There were many many things we could have discussed, but there was simply not enough time for everything ! :0)
I was seeing Mrs McAvan as one of her constituents, as she is my MEP, and secondly as part of my involvement in the Vaping Community and as part of my show for VTTV..
Cheers
Marco – I thought it was a very good interview. She certainly wasn’t expecting to be doorstepped with a piece from The Lancet…! It’s important in an interview that she gets to have her say and we hear her make her case to the best extent possible – then we know where she’s coming from. Her attitude to the e-cig industry and regulation was especially revealing, showing no real concern for the costs or impacts of regulation, and just dismissing concern about it as ‘well they would say that, wouldn’t they’. Words like ‘profit’, ‘private sector’, ‘business’ were used as if the meanings were pejorative and she seemed to have no qualms about imposing whatever costs she felt like on this industry – arguing that they are growing and will eventually be big enough to bear it.
Hi Marco, Thank you very much for interviewing Linda MacAvan.I was very impressed by the questions you asked her and how calm you remained.. She reminds me of Thatcher and her statement ” This ladies not for turning”. She has made up her mind, and whatever is put to her she will not view it with an open mind. She is always on the defensive.
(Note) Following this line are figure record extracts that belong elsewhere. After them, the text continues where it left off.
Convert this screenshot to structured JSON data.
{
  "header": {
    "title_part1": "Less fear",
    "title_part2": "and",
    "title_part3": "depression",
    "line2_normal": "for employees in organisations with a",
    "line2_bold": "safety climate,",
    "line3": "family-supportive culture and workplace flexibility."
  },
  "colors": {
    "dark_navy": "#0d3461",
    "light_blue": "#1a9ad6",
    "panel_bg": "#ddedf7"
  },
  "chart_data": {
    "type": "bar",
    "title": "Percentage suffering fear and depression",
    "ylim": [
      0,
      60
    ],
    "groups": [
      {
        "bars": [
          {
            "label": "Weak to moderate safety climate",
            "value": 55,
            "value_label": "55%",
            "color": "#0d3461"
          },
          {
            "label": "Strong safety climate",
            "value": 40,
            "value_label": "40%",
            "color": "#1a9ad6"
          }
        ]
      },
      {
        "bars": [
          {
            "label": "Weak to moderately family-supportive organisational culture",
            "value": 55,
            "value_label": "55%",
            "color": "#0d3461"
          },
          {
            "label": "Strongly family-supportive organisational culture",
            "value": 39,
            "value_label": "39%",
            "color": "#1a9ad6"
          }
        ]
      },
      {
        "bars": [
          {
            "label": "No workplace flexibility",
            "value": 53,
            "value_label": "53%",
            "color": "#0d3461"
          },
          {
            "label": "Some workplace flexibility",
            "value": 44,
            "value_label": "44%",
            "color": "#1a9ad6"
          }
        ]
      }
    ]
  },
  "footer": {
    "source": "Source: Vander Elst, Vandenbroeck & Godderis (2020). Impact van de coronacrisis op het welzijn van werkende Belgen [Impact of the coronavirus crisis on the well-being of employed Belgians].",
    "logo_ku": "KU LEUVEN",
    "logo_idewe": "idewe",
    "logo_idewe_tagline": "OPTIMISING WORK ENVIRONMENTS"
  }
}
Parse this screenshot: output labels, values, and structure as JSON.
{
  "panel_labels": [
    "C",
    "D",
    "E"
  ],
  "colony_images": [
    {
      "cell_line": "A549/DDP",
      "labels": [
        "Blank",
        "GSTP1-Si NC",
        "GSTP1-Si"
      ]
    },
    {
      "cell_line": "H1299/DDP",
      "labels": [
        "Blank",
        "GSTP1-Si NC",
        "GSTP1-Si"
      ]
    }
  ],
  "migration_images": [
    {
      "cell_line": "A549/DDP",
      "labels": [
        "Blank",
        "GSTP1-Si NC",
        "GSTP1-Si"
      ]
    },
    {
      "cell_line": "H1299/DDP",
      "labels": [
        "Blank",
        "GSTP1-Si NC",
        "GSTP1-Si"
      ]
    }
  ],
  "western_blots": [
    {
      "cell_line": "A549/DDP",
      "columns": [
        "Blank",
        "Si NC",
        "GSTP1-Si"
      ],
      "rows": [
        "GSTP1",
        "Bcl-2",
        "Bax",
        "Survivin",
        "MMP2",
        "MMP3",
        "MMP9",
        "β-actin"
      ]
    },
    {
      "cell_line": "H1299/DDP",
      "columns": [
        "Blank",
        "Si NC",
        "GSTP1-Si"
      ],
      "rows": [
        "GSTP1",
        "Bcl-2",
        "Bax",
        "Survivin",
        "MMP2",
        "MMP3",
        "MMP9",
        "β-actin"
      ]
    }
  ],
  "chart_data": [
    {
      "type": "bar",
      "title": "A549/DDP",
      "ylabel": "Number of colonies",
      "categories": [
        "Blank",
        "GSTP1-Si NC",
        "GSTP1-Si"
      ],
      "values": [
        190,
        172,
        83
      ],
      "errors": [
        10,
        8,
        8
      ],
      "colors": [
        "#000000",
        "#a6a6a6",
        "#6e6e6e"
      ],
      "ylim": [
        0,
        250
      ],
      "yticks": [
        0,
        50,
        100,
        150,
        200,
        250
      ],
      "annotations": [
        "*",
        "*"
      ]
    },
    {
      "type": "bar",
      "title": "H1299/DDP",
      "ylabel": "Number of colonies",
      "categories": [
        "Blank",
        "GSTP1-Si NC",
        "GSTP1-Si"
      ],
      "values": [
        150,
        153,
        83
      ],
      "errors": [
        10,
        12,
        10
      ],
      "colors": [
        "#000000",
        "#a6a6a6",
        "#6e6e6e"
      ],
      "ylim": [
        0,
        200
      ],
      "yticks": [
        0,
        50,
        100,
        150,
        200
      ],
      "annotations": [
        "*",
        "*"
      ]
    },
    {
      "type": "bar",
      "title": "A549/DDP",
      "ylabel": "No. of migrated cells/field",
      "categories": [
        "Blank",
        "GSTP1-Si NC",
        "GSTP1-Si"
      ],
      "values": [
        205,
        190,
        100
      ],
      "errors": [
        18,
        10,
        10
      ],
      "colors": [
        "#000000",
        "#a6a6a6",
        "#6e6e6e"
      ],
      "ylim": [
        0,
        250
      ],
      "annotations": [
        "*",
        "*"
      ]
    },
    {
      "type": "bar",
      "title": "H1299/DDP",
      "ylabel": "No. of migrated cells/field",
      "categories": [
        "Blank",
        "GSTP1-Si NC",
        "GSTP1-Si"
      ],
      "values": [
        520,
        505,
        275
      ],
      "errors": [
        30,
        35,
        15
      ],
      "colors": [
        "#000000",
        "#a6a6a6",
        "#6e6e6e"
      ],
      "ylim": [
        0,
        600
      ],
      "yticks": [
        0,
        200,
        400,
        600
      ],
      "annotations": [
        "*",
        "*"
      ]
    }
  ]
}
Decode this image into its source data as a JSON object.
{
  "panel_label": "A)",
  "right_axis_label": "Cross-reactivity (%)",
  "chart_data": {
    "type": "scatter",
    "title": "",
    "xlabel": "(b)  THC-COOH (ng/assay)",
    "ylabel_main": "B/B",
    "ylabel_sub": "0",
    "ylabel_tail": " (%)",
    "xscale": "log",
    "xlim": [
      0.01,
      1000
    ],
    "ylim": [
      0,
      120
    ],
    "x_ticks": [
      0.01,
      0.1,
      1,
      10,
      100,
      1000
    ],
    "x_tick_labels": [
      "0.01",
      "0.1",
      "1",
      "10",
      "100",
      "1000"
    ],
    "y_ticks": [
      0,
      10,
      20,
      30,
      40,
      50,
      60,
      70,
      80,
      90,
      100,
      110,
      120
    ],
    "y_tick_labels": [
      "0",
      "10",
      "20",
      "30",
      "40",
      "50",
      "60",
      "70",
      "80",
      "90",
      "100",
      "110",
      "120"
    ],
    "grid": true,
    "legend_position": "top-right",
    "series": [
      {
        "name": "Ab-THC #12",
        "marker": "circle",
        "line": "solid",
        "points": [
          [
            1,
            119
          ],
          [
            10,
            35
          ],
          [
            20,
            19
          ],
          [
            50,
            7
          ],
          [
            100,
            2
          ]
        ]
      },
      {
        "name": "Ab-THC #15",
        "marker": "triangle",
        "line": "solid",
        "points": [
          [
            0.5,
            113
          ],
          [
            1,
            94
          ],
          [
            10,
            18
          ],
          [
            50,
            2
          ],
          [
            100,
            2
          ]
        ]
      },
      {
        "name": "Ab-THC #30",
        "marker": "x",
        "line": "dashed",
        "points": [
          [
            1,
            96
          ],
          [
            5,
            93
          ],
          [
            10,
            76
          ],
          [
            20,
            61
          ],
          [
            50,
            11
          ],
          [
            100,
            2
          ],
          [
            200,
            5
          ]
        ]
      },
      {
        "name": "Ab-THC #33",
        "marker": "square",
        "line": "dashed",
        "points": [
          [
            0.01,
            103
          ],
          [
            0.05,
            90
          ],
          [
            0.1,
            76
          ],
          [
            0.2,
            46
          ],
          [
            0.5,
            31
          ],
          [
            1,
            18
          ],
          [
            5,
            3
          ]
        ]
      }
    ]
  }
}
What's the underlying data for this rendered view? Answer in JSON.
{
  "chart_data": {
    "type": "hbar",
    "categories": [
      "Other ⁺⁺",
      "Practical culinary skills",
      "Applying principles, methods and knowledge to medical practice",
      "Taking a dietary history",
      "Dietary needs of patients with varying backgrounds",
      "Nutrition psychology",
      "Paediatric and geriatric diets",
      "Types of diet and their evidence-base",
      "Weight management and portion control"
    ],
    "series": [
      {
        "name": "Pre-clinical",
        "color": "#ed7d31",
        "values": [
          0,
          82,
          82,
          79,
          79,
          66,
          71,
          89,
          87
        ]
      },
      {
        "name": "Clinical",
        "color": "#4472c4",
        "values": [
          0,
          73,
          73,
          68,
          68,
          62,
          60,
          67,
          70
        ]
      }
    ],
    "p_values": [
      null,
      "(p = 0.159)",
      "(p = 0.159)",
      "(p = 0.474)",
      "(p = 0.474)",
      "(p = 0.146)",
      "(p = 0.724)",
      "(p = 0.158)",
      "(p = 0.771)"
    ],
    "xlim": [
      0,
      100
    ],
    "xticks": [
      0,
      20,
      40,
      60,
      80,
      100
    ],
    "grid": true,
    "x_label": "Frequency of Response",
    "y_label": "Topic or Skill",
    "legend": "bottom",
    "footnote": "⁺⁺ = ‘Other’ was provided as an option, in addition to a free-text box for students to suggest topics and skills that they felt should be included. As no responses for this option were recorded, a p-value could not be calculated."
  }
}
A great piece Marco and, like Francis, I admired your calm – much more impressive than the waffle-woman herself. She didn’t seem to be a comfortable lady at all; wonder who’ll be left carrying the can when it all goes pear-shaped. They keep repeating the same fatuous tripe – at one point she seemed to be wanting us to have a better deal. Thanks but no thanks!
I’d hoped for more professionalism from the rapporteur responsible for guiding this legislation through the European Parliament. Linda McAvan was ill informed and unconvincing.
I do not believe that she is aware of the implications of her recommendation for ‘light touch medical regulation’.
(1) If medical products need to prove safety and efficacy (while consumer products only have to prove safety) what efficacy benchmark will be used for a recreational product that is not intended to treat or prevent any disease?
(2) The notion of ‘light touch’ is vague and deceptive. I’m more inclined to believe Jeremy Mean’s comment that no existing e-cig product would be allowed on the market. Article 18 of the act is Draconian, and far from ‘light touch’.
The ENVI report was only published on Friday 30 August, and amendments need to be submitted before noon on Wednesday 4th September. Let’s encourage European Ministers to at least put forward the amendments proposed by the European Parliament’s Committee on Legal Affairs, who have had longer to consider the issues. Naturally their own additional amendments would be a plus.
You’re right.
Except that now it’s the (very short) time for the MEPs to come up with sensible amendments, since this is the parliament. The council, where the ministers will do their – I hope best, but fear – worst is due later.
I don’t know if they could simply repost the most sensible amendment from the JURI opinion, since this was already ignored and discarded by ENVI.
Anyway, for an acceptable amendment at this stage at least 40 MEPs or a whole fraction need to sign it. It’s hard enough for 3 people to agree on an issue.
Well, I’ll watch this debate personally next monday in Strassbourgh after we presented the petition to Mr. Schulz or his representative.